Improving risk-adjusted portfolio performance
As various studies have shown, most recently that conducted by management consultants Mercer Germany in 2024, a gold allocation of just 5 per cent can improve the risk-adjusted performance of a typical equity/bond portfolio. Thanks to its neutral correlation to equities and bonds, which turns negative in times of crisis, gold shines as a portfolio stabiliser. In the event of turbulence on the capital markets or geopolitical crises, the precious metal can counteract weakening share prices and thus mitigate losses in investor portfolios.
Gold itself is a long-term yield generator
Less experienced investors, but also financial professionals such as Warren Buffet, regularly criticise the precious metal for not paying interest or dividends, unlike shares or bonds. While this is of course true, it is a disadvantage generally compensated in the long run by the increase in value of the precious metal.
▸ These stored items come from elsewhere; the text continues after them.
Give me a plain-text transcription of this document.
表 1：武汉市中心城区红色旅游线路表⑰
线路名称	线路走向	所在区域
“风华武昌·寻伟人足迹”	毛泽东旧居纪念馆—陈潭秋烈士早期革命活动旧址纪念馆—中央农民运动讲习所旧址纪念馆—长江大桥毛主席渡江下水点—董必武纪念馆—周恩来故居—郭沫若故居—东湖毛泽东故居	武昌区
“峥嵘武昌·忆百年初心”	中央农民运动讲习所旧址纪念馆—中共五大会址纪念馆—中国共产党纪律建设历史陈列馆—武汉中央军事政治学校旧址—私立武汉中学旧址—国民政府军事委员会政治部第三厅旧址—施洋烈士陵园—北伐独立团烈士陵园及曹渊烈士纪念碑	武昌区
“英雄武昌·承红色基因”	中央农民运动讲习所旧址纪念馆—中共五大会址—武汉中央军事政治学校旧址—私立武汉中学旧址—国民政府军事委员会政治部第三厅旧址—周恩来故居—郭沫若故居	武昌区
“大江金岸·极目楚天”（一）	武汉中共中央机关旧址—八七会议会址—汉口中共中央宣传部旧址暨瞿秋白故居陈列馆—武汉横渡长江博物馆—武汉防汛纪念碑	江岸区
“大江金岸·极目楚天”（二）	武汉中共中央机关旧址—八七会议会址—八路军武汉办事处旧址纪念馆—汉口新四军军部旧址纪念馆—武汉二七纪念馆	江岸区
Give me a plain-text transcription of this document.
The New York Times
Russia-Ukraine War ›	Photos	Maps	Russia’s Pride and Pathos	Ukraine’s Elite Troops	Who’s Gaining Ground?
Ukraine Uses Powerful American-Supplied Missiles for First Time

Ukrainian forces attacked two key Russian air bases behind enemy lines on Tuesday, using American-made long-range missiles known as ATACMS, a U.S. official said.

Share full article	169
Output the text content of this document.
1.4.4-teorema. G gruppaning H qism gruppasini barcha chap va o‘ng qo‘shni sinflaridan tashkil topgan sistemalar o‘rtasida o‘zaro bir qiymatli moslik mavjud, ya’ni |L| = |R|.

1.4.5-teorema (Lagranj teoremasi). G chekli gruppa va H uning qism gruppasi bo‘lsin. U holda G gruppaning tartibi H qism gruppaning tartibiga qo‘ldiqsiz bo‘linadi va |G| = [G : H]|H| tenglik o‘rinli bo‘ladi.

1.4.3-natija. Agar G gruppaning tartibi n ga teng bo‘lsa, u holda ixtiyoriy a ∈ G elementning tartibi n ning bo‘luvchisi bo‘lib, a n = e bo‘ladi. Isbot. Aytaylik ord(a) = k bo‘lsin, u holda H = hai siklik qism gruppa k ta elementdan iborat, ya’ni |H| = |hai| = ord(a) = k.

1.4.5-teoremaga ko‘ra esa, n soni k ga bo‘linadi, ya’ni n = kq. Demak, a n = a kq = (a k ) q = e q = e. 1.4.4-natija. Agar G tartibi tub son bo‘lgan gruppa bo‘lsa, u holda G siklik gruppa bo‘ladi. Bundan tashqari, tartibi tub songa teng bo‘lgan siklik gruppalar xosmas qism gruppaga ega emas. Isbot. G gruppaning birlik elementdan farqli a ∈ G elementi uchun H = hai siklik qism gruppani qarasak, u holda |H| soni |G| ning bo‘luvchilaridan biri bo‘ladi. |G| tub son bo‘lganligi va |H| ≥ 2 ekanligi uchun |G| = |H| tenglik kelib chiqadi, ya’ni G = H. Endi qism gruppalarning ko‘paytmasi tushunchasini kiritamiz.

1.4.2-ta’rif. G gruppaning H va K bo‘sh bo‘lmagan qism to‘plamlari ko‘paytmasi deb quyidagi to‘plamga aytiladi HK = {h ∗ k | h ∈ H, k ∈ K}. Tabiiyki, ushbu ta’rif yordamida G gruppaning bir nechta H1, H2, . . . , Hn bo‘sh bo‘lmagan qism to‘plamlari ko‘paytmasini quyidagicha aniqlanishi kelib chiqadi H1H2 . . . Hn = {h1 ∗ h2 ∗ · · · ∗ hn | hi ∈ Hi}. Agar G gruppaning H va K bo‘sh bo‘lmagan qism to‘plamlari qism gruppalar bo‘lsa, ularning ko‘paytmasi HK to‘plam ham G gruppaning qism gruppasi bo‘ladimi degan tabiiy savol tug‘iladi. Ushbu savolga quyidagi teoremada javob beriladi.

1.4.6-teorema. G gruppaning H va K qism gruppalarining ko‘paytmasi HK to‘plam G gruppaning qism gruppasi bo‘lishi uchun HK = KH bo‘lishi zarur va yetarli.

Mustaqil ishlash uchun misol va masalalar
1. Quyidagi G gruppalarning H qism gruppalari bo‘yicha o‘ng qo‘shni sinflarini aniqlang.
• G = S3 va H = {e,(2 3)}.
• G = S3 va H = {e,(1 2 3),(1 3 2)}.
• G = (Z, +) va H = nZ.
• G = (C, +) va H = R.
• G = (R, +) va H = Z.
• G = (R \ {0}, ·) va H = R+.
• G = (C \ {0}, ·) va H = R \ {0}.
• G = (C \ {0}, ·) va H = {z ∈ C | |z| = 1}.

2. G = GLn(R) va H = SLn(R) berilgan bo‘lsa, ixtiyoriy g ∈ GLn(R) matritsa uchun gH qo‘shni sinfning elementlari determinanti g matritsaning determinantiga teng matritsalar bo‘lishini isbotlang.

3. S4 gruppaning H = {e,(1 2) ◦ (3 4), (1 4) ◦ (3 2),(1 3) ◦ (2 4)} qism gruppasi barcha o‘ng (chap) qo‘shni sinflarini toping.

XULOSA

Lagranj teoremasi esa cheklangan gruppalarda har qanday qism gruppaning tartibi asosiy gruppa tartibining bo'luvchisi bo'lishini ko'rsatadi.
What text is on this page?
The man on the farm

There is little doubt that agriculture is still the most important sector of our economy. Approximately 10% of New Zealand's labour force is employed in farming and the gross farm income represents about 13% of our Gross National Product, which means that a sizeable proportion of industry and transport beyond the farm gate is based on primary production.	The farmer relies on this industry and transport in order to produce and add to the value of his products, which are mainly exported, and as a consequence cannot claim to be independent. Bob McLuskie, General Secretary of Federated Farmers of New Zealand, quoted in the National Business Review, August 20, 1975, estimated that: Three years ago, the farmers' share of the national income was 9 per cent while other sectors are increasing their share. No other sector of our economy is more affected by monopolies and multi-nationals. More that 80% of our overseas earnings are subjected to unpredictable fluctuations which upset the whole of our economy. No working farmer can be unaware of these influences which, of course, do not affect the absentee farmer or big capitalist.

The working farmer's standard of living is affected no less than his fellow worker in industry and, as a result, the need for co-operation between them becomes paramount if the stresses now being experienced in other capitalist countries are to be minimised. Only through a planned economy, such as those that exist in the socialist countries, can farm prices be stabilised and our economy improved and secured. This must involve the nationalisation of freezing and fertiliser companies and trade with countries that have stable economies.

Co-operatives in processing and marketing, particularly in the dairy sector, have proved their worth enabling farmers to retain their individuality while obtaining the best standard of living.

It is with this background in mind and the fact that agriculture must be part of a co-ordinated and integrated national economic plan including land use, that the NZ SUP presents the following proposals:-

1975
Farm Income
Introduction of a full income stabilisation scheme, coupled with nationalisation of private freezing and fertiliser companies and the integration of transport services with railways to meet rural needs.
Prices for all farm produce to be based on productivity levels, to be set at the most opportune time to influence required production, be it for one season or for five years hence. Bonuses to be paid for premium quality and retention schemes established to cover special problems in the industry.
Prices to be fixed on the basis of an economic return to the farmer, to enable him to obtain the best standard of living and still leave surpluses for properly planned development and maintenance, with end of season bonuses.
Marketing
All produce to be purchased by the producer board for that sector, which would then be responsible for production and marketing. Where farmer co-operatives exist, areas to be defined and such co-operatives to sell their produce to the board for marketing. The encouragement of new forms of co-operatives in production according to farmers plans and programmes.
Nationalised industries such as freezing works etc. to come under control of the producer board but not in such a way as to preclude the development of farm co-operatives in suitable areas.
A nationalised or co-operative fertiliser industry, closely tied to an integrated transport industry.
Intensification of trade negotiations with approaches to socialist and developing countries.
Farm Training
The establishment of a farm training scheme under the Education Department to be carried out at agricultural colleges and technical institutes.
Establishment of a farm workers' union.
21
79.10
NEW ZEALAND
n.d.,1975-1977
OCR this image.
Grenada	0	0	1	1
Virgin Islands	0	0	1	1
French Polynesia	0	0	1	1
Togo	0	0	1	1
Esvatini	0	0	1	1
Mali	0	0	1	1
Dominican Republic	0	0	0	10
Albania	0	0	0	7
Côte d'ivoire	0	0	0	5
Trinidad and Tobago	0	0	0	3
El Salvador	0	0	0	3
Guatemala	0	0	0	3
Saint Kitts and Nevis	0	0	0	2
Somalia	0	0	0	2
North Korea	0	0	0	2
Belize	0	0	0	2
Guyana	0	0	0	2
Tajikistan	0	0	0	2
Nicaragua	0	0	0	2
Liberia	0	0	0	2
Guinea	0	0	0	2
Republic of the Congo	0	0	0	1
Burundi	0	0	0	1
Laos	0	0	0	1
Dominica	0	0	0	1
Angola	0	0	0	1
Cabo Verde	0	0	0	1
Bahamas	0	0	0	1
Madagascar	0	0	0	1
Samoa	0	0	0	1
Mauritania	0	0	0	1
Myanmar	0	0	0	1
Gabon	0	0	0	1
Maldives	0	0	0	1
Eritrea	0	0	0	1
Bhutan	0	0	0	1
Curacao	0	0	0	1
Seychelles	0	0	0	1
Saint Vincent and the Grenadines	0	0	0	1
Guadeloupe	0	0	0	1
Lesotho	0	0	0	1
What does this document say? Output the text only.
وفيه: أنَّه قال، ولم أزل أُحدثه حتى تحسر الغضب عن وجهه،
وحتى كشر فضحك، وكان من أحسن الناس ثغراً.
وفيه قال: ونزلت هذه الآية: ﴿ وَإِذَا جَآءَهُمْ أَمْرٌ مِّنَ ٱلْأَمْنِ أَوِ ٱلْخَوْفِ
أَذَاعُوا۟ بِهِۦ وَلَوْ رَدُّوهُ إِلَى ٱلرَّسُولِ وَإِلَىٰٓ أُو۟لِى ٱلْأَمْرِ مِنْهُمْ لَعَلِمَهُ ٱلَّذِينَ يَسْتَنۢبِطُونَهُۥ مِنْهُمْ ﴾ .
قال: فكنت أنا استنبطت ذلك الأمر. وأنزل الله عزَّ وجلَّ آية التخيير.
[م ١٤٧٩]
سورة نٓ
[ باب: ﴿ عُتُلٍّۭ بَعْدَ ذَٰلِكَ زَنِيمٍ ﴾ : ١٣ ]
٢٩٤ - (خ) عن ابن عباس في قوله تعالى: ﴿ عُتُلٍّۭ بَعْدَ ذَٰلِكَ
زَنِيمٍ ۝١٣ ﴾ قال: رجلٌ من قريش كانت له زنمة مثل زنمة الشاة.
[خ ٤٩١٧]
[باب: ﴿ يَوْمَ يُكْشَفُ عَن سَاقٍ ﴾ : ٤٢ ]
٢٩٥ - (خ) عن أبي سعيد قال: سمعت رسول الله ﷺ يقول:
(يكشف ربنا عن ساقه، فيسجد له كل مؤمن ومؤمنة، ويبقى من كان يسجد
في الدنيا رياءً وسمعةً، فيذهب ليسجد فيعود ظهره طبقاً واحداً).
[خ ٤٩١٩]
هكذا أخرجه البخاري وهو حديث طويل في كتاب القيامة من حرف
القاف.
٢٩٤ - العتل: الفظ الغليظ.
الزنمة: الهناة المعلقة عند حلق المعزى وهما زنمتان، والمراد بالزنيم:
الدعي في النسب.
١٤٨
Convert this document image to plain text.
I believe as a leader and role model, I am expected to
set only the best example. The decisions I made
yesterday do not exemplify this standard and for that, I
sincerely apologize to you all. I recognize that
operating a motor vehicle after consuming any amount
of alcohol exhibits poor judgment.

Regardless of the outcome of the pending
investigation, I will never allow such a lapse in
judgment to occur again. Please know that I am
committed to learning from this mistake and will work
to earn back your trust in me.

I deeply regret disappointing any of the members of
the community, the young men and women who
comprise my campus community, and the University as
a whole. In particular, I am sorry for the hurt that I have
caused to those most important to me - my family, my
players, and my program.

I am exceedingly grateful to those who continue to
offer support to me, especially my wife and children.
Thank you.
Two examples from recent history: over the course of this year alone, the price for one gram of gold has risen from 60.59 € on 2 January 2024 to 72.70 € on 21 August, a performance of some 19 per cent, thus rendering gold one of the most profitable asset classes of the year. Since the introduction of the euro on 1 January 2002, the price of gold has increased sevenfold, making a strong contribution to the performance of investor portfolios over these 22.5 years.